Now B splits the in-order A, B, C, D, E into the only left child A and descendant ondes on the right C, D, E. Which node is the right child of B? The answer is D, since it comes first in the pre-order.

graph TD;
    F((F))-->B((B));
    F-->G((G));
    B-->A((A));
    B-->D((D));

After repeating this process you will reconstruct the whole tree:

graph TD;
    F((F))-->B((B));
    F-->G((G));
    B-->A((A));
    B-->D((D));
    D-->C((C));
    D-->E((E));
    G-->I((I));
    G-->H((H));

What you can do now is to wrap this process into an algorithm:

def reconstructTree(in_order, pre_order):
    # if pre_order is empty - return None
    if len(pre_order) == 0:
        return None

    # extract first from pre_order as root
    root = Node(pre_order[0])
    pre_order = pre_order[1:]

    # split in_order based on the root into:
    in_order_left = in_order[0:in_order.index(root)]
    in_order_right = in_order[in_order.index(root)+1:]
    
    # split pre_order based on in_order_right &in_order_left into:
    pre_order_left = pre_order[0:len(in_order_left)]
    pre_order_right = pre_order[-len(in_order_right):]

    leftNode = reconstructTree(in_order_left, pre_order_left)
    rightNode = reconstructTree(in_order_right, pre_order_right)

    root.addLeft(leftNode)
    root.addRight(rightNode)

    return root

5. Be careful about details

Once the code is written, check it twice.
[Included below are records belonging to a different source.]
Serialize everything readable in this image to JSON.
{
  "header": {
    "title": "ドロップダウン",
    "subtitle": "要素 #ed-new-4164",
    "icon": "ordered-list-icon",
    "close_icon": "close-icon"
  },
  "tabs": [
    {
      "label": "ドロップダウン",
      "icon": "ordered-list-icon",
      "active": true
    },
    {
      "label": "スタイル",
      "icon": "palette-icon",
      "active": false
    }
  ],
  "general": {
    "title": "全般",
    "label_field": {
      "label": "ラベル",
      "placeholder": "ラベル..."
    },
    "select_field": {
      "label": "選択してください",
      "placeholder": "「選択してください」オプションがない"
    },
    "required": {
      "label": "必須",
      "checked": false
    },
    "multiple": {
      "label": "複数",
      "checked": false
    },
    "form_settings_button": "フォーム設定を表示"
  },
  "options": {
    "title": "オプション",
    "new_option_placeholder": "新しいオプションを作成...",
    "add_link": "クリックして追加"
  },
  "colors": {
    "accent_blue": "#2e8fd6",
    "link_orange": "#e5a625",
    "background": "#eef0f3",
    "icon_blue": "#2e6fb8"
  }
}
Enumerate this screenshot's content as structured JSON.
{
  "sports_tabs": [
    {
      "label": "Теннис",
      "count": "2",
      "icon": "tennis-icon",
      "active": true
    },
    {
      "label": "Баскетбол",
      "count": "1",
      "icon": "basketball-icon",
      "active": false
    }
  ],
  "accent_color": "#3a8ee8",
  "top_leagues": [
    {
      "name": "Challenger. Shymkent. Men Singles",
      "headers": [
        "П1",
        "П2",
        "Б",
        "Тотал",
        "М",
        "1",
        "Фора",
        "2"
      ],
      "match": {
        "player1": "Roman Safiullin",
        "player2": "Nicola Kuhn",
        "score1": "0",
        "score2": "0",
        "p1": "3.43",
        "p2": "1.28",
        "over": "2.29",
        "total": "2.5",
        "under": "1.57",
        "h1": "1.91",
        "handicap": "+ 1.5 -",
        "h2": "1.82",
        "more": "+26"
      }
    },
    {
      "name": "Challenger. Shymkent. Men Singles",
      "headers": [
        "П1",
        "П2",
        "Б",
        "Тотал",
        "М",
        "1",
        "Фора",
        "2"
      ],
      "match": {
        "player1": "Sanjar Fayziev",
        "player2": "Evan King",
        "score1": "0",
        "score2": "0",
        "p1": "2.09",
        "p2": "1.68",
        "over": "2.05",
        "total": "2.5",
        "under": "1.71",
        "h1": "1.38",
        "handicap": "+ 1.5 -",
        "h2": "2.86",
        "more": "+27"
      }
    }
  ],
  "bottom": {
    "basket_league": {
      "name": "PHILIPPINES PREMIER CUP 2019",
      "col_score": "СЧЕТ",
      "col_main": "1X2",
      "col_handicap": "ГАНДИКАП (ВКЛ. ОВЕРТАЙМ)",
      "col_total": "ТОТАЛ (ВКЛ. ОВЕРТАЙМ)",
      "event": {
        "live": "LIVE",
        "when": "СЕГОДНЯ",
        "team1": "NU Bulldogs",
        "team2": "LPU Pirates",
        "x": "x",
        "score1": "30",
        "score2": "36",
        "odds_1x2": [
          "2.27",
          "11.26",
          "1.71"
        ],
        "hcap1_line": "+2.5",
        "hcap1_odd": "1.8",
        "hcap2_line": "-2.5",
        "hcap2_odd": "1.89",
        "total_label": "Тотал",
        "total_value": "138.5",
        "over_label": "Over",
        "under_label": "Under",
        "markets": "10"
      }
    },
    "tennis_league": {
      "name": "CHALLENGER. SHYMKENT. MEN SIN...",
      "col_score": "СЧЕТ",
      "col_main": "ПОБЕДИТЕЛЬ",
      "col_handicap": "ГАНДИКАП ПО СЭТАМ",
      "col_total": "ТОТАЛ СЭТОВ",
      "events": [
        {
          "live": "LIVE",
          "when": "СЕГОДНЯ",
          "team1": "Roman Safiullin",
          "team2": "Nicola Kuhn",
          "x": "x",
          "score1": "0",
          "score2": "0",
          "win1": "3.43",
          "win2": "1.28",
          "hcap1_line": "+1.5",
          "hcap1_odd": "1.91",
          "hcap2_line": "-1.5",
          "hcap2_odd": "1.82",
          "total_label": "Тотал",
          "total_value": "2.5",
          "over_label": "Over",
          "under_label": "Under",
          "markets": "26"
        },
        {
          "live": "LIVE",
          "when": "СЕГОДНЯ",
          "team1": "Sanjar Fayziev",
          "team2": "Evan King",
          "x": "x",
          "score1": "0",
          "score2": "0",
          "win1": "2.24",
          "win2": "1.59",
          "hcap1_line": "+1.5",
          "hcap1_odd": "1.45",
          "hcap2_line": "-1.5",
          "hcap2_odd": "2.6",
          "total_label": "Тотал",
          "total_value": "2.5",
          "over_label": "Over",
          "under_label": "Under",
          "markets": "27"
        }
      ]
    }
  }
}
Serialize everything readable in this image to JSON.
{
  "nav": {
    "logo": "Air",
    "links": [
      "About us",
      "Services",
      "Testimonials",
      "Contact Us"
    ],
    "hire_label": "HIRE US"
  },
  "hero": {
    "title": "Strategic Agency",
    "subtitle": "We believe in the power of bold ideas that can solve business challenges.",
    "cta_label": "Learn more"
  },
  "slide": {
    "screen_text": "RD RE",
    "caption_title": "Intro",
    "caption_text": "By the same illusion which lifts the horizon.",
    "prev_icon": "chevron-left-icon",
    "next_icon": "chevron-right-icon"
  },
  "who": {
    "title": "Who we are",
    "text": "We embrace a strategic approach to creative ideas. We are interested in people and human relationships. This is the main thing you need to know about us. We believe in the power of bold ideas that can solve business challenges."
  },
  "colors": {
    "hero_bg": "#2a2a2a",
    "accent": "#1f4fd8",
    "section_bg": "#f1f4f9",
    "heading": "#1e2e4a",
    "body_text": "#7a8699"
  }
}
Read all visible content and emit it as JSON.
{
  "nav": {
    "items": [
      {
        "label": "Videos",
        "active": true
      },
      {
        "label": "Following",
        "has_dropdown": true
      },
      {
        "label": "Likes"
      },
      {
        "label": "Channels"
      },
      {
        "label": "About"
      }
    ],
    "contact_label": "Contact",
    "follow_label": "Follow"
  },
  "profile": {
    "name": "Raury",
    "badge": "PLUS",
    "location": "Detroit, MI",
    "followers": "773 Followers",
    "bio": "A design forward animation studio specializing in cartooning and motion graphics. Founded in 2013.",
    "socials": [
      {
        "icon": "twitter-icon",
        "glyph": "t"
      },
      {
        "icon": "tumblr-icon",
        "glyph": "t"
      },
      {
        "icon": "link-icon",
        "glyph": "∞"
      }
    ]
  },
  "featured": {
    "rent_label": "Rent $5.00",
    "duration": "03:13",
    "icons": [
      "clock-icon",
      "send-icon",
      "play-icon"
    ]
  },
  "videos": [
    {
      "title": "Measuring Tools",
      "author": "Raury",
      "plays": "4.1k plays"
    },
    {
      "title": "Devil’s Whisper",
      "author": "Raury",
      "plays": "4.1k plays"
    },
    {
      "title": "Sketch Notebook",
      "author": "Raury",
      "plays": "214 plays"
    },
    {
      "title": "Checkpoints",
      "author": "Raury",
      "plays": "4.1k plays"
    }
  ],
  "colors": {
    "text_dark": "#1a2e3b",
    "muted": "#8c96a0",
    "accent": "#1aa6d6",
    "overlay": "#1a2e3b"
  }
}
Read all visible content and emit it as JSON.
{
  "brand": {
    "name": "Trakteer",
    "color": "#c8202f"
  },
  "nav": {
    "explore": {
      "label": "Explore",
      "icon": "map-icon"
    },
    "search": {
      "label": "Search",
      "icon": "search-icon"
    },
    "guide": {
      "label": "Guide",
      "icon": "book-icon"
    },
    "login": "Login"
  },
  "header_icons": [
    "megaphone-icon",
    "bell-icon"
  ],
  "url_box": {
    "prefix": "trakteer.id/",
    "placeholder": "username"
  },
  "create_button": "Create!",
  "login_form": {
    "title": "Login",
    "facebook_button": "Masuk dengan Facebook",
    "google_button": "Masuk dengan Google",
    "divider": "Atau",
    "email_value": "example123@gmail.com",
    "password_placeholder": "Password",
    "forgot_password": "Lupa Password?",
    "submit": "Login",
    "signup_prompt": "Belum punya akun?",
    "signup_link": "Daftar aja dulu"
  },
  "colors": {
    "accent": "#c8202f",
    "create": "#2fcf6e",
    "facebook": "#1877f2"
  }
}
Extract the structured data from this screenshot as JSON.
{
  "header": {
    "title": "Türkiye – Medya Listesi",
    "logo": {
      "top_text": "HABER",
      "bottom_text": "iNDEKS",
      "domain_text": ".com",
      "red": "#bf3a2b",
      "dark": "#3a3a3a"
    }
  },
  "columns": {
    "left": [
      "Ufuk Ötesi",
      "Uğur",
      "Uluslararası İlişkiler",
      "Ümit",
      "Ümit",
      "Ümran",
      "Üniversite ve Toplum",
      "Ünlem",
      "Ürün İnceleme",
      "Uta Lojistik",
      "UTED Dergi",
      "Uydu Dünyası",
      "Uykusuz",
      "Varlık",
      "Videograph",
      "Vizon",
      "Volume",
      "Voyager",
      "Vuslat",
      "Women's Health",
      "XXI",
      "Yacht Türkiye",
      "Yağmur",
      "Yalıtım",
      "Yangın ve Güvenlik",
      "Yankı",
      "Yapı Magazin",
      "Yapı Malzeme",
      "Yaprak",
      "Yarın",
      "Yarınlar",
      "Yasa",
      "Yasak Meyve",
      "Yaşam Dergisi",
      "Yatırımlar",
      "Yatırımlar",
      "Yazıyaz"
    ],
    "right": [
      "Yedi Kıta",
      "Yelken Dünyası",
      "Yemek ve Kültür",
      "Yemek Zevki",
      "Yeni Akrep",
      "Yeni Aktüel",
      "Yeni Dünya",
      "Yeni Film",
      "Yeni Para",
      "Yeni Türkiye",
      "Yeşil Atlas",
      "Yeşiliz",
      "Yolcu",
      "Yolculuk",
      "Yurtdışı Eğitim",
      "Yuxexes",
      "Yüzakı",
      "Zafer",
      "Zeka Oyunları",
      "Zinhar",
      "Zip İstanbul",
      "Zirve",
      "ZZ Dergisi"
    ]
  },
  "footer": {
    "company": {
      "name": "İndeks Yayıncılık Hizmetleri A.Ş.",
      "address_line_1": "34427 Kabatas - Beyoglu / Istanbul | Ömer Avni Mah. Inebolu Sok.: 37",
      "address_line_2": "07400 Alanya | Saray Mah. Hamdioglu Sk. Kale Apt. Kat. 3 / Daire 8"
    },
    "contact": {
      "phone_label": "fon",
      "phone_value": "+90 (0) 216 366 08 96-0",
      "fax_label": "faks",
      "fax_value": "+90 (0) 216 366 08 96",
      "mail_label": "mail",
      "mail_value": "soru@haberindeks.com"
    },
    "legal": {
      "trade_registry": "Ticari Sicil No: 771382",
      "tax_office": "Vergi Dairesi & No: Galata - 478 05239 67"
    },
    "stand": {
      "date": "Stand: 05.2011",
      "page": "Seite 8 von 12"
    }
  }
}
Pay attention to boundary cases.

• 0-indexed vs 1-indexed?
• Double check the code where you add or substruct 1(if you do). Make sure that these boundaries are correct.
• Do you compare values anywhere? Check them - should a value be greater or greater or equal?
• Do you handle incorrect input?

These were my learnings from this year Hackercup. If you ask me how far did I go, I tell you that I almost did it to round 3(not bad for the first try). Solve challenges and have fun! Good luck!